Tony's website, "Tony's World", has been "under construction", apparently ever since the Tad Friend article came out. A Rock and a Hard Place is still in print, though, and people are still praising it on, for example,

Child abuse of any kind strikes at a particularly sensitive point in human nature. The organization of society is intended to protect the helpless; the young in particular. Tony's case seems designed to combine a number of the most hideous and disturbing forms of abuse, to produce an ultimately doomed, ultimately helpless, ultimately sensitive victim. The reader will be rightly and even righteously revulsed over such unspeakable, abominable actions, and be heartened by the bravery of the victim.
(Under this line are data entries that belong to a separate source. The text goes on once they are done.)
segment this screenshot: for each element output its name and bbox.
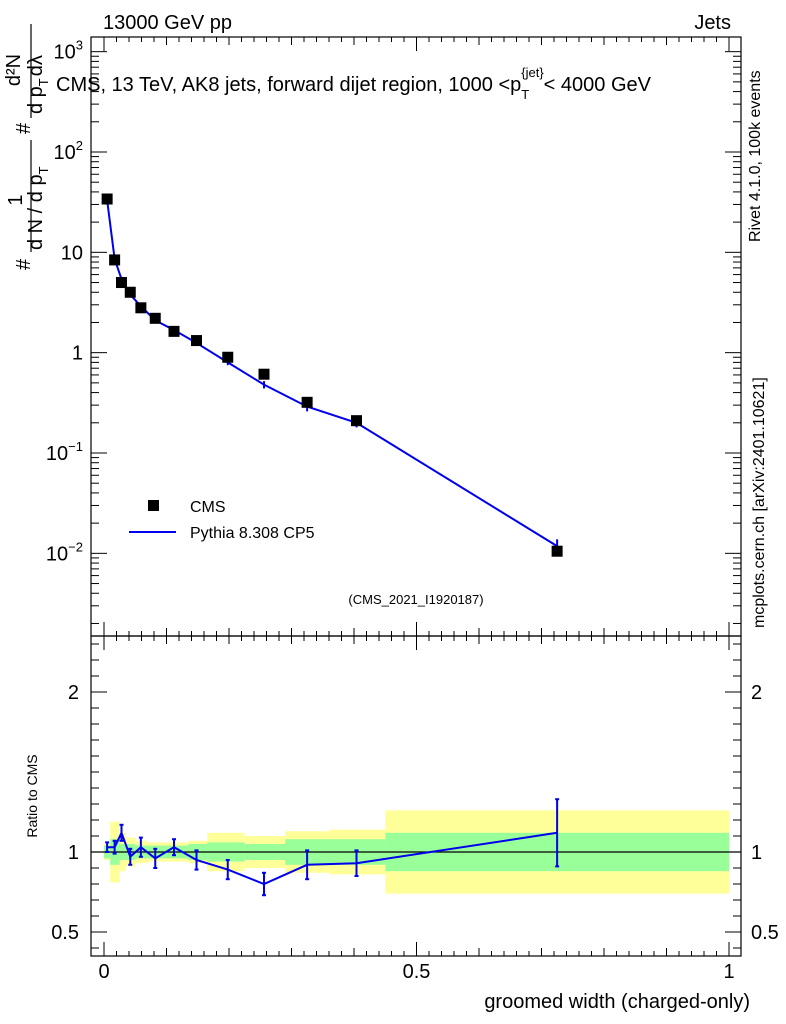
upper-panel-frame [90, 36, 742, 637]
analysis-reference: (CMS_2021_I1920187) [348, 592, 483, 607]
lower-y-axis-label: Ratio to CMS [24, 754, 40, 837]
legend-cms-marker [148, 500, 159, 511]
cms-data-point [351, 415, 362, 427]
y-upper-tick-label: 10−1 [46, 439, 83, 465]
cms-data-point [301, 396, 313, 408]
y-lower-tick-label: 0.5 [51, 922, 79, 944]
ylabel-hash-2: # [13, 122, 35, 134]
legend-cms-label: CMS [190, 499, 226, 516]
ylabel-frac1-num: 1 [5, 194, 27, 205]
cms-data-point [168, 325, 180, 337]
cms-data-point [258, 368, 270, 380]
cms-data-point [101, 193, 113, 205]
x-tick-label: 0.5 [403, 961, 431, 983]
legend: CMS Pythia 8.308 CP5 [129, 499, 315, 542]
cms-data-point [116, 277, 127, 289]
upper-data-series [101, 193, 563, 557]
cms-data-point [109, 254, 121, 266]
cms-data-point [149, 312, 161, 324]
cms-data-point [124, 286, 136, 298]
x-tick-label: 0 [98, 961, 109, 983]
title-lead: CMS, 13 TeV, AK8 jets, forward dijet reg… [56, 74, 521, 96]
axis-ticks [91, 37, 741, 956]
ylabel-frac2-den: d pTdλ [25, 55, 51, 114]
y-lower-tick-label-right: 1 [751, 842, 762, 864]
y-lower-tick-label: 1 [68, 842, 79, 864]
upper-mc-series [106, 198, 559, 555]
upper-y-axis-label: # 1 d N / d pT # d²N d pTdλ [3, 24, 51, 270]
legend-pythia-label: Pythia 8.308 CP5 [190, 525, 315, 542]
x-axis-label: groomed width (charged-only) [484, 991, 750, 1013]
ylabel-frac2-num: d²N [3, 54, 25, 86]
cms-data-point [191, 335, 202, 347]
cms-data-point [551, 545, 563, 557]
x-tick-label: 1 [723, 961, 734, 983]
plot-title: CMS, 13 TeV, AK8 jets, forward dijet reg… [56, 65, 652, 102]
cms-data-point [222, 351, 234, 363]
mcplots-label: mcplots.cern.ch [arXiv:2401.10621] [751, 377, 768, 628]
header-right-label: Jets [694, 12, 731, 34]
title-tail: < 4000 GeV [544, 74, 652, 96]
y-upper-tick-label: 10 [61, 242, 83, 264]
ylabel-frac1-den: d N / d pT [25, 166, 51, 250]
y-lower-tick-label-right: 2 [751, 682, 762, 704]
ylabel-hash-1: # [13, 258, 35, 270]
title-sup: {jet} [521, 65, 544, 80]
axis-tick-labels: 0 0.5 1 10−2 10−1 1 10 102 103 0.5 0.5 1 1 2 2 [46, 38, 779, 983]
y-upper-tick-label: 1 [72, 343, 83, 365]
lower-panel-frame [90, 635, 742, 957]
y-upper-tick-label: 10−2 [46, 539, 83, 565]
y-upper-tick-label: 103 [54, 38, 83, 64]
header-left-label: 13000 GeV pp [103, 12, 232, 34]
title-sub: T [521, 87, 529, 102]
y-upper-tick-label: 102 [54, 138, 83, 164]
lower-ratio-series [105, 798, 560, 897]
y-lower-tick-label-right: 0.5 [751, 922, 779, 944]
pythia-line [106, 200, 558, 547]
cms-data-point [135, 302, 147, 314]
rivet-version-label: Rivet 4.1.0, 100k events [747, 70, 764, 242]
y-lower-tick-label: 2 [68, 682, 79, 704]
In the fifties, child-abuse stories were unthinkable, but war hero-abuse stories were acceptable. The famous writer Quentin Reynolds came upon one, the story of Canadian secret agent George du Pré, who had been sent into France as a spy. His cover had been that of a village idiot; he hadn't cracked under Gestapo torture, but it took him two years under psychiatric treatment to recover. Reynolds thought that was just crackerjack and wrote up his story, The Man Who Wouldn't Talk (1953). With almost embarrassing speed, du Pré was shown up as a hoaxer. For the bad timing of all this, see My Life In Court by Louis Nizer (1962), which contains the story of the libel case Reynolds v. Pegler, which was coming to trial just about then. For the details of du Pré's career, see Counterfeit Spies by "Nigel West" [Rupert Allason] (1998).

Reynolds promptly brought The Man Who Wouldn't Talk out again -- as a novel. It was a cracklingly good story about triumphing over adversity. A Rock and a Hard Place is, or so it seems, a very moving story about triumphing over adversity. But is it a novel?


Author's note: I am grateful to Kenneth Irvin for providing me with a copy of Newsweek with the Ingrassia article, and to Martin Morse Wooster for providing me with a copy of the Tad Friend article in the New Yorker.